As the narrator endeavors to stop Tyler and his followers, he learns that he is Tyler;[16] Tyler is not a separate person, but a separate personality. As the narrator struggled with his hatred for his job and his consumerist lifestyle, his mind began to form a new personality that was able to escape from the problems of his normal life. The final straw came when he met Marla; Tyler was truly born as a distinct personality when the narrator's unconscious desire for Marla clashed with his conscious hatred for her. Having come to the surface, Tyler's personality has been slowly taking over the narrator's mind, which he planned to take over completely by making the narrator's real personality more like his. The narrator's bouts of insomnia had actually been Tyler's personality surfacing; Tyler would be active whenever the narrator was "sleeping." This allowed Tyler to manipulate the narrator into helping him create the fight club; Tyler learned recipes for creating explosives when he was in control and used this knowledge to blow up his own condo.

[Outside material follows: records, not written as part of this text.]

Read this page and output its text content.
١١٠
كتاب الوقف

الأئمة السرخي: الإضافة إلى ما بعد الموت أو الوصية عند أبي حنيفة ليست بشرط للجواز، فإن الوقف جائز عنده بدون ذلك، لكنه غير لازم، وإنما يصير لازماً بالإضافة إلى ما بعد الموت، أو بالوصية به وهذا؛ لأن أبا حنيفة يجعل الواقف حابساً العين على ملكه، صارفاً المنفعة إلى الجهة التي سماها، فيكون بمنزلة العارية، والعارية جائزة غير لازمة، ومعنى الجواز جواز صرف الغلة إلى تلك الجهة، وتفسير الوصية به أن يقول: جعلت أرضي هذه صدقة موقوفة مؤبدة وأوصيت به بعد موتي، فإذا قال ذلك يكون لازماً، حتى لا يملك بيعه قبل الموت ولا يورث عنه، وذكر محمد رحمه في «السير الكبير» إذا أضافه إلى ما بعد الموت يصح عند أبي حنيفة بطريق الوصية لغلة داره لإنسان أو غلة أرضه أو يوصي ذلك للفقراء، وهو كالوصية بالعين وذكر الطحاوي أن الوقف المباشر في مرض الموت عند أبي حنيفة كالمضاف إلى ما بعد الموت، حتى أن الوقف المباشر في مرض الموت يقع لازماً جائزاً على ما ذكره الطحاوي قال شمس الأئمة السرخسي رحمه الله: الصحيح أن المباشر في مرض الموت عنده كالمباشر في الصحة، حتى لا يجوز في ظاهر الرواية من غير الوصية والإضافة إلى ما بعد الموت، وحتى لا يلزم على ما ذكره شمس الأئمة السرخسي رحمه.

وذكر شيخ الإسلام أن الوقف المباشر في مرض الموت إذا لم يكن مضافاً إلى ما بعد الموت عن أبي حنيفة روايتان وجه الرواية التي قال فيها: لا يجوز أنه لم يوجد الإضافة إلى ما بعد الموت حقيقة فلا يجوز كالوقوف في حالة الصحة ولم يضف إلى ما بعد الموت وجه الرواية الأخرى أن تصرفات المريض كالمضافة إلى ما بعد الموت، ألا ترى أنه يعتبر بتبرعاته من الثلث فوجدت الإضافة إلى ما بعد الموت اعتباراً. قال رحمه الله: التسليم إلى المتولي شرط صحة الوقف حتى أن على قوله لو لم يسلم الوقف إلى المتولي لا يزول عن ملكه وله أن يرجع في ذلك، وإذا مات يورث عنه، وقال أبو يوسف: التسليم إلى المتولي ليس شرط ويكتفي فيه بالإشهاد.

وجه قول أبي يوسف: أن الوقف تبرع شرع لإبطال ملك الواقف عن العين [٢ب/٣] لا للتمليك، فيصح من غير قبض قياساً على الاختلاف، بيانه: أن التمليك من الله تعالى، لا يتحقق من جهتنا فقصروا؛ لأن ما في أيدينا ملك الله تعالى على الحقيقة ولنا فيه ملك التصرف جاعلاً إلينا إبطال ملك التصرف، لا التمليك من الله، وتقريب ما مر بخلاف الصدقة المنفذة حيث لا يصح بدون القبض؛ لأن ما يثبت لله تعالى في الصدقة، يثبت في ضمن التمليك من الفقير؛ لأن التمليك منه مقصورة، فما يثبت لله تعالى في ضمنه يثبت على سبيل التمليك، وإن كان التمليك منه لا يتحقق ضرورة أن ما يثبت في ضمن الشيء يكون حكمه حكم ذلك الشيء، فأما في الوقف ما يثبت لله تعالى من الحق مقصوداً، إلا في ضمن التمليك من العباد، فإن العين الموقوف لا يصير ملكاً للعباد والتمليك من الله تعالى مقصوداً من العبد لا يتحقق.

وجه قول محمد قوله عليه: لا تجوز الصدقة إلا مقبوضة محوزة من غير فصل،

The narrator also learns that Tyler plans to blow up the Parker-Morris building (the fictional "tallest building in the world") in the downtown area of the city using homemade bombs created by Project Mayhem. The actual reason for the explosion is to destroy the nearby national museum. During the explosion, Tyler plans to die as a martyr for Project Mayhem, taking the narrator's life as well. Realizing this, the narrator sets out to stop Tyler, although Tyler is always thinking ahead of him. In his attempts to stop Tyler, he makes peace with Marla (who has always known the narrator as Tyler) and explains to her that he is not Tyler Durden. The narrator is eventually forced to confront Tyler on the roof of the building. The narrator is held captive at gunpoint by Tyler, forced to watch the destruction wrought on the museum by Project Mayhem. Marla comes to the roof with one of the support groups. Tyler vanishes, as “Tyler was his hallucination, not hers.”[17]

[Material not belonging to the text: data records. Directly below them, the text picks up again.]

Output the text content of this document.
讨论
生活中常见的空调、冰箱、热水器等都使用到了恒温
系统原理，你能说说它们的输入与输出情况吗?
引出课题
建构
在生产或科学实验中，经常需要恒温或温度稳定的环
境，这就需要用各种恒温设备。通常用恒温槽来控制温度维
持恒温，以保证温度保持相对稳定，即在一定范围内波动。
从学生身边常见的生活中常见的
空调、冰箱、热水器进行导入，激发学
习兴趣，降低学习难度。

With Tyler gone, the narrator waits for the bomb to explode and kill him. However, the bomb malfunctions because Tyler mixed paraffin into the explosives, which the narrator says early in the book "has never, ever worked for me." Still alive and holding the gun that Tyler used to carry on him, the narrator decides to make the first decision that is truly his own: he puts the gun in his mouth and shoots himself. Some time later, he awakens in a hospital, believing that he is dead and has gone to heaven. The book ends with members of Project Mayhem who work at the institution telling the narrator that their plans still continue, and that they are expecting Tyler to come back.

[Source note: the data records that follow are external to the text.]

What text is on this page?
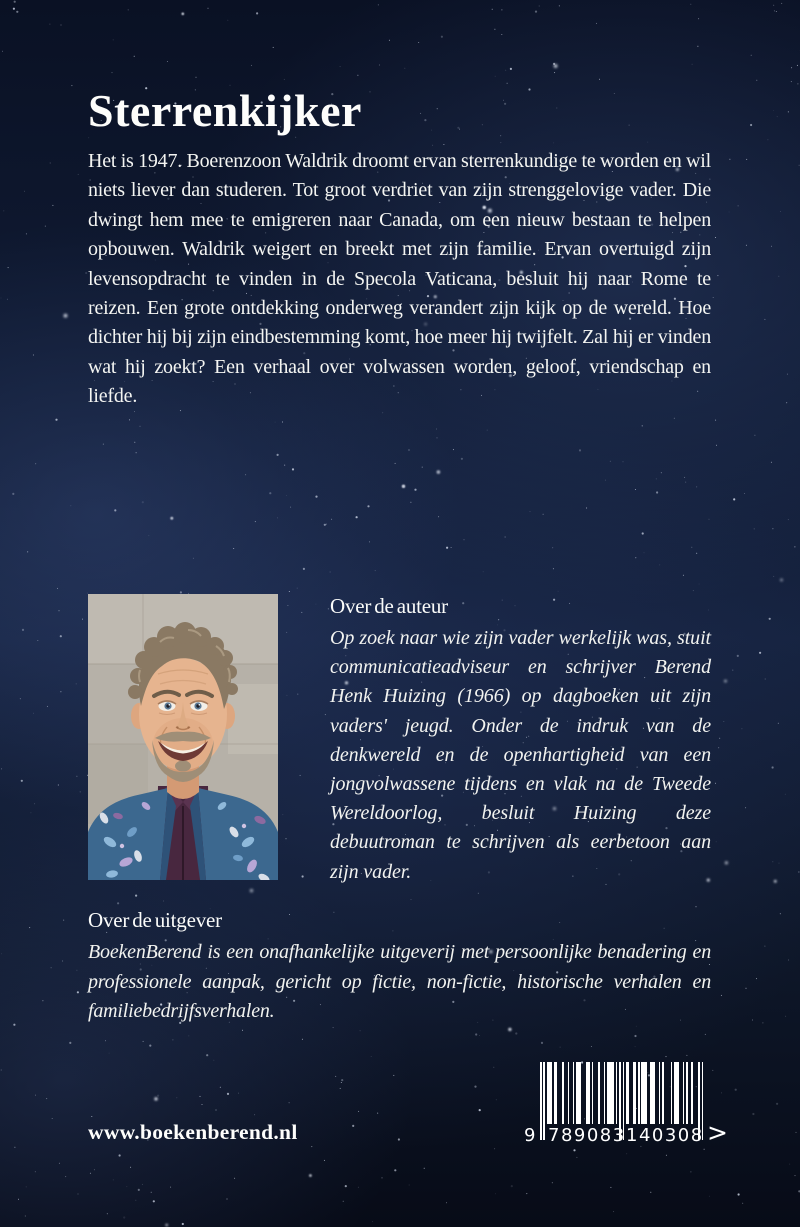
Sterrenkijker

Het is 1947. Boerenzoon Waldrik droomt ervan sterrenkundige te worden en wil niets liever dan studeren. Tot groot verdriet van zijn strenggelovige vader. Die dwingt hem mee te emigreren naar Canada, om een nieuw bestaan te helpen opbouwen. Waldrik weigert en breekt met zijn familie. Ervan overtuigd zijn levensopdracht te vinden in de Specola Vaticana, besluit hij naar Rome te reizen. Een grote ontdekking onderweg verandert zijn kijk op de wereld. Hoe dichter hij bij zijn eindbestemming komt, hoe meer hij twijfelt. Zal hij er vinden wat hij zoekt? Een verhaal over volwassen worden, geloof, vriendschap en liefde.

Over de auteur

Op zoek naar wie zijn vader werkelijk was, stuit communicatieadviseur en schrijver Berend Henk Huizing (1966) op dagboeken uit zijn vaders' jeugd. Onder de indruk van de denkwereld en de openhartigheid van een jongvolwassene tijdens en vlak na de Tweede Wereldoorlog, besluit Huizing deze debuutroman te schrijven als eerbetoon aan zijn vader.

Over de uitgever

BoekenBerend is een onafhankelijke uitgeverij met persoonlijke benadering en professionele aanpak, gericht op fictie, non-fictie, historische verhalen en familiebedrijfsverhalen.

www.boekenberend.nl	9 789083 140308 >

At two points in the novel, the narrator claims he wants to "wipe [his] ass with the Mona Lisa"; a mechanic who joins fight club also repeats this to him in one scene.[19] This motif shows his desire for chaos, later explicitly expressed in his urge to "destroy something beautiful". Additionally, he mentions at one point that "Nothing is static. Even the Mona Lisa is falling apart."[20] University of Calgary literary scholar Paul Kennett claims that this want for chaos is a result of an Oedipus complex, as the narrator, Tyler, and the mechanic all show disdain for their fathers.[21] This is most explicitly stated in the scene that the mechanic appears in:
The mechanic says, “If you’re male and you’re Christian and living in America, your father is your model for God. And if you never know your father, if your father bails out or dies or is never at home, what do you believe about God?
...
How Tyler saw it was that getting God’s attention for being bad was better than getting no attention at all. Maybe because God’s hate is better than His indifference.
If you could be either God’s worst enemy or nothing, which would you choose?
We are God’s middle children, according to Tyler Durden, with no special place in history and no special attention.
Unless we get God’s attention, we have no hope of damnation or redemption.
Which is worse, hell or nothing?
Only if we’re caught and punished can we be saved.
“Burn the Louvre,” the mechanic says, “and wipe your ass with the Mona Lisa. This way at least, God would know our names.”– Fight Club, page 141[22]
Kennett further argues that Tyler wants to use this chaos to change history so that "God’s middle children" will have some historical significance, whether or not this significance is "damnation or redemption".[23] This will figuratively return their absent fathers, as judgment by future generations will replace judgment by their fathers.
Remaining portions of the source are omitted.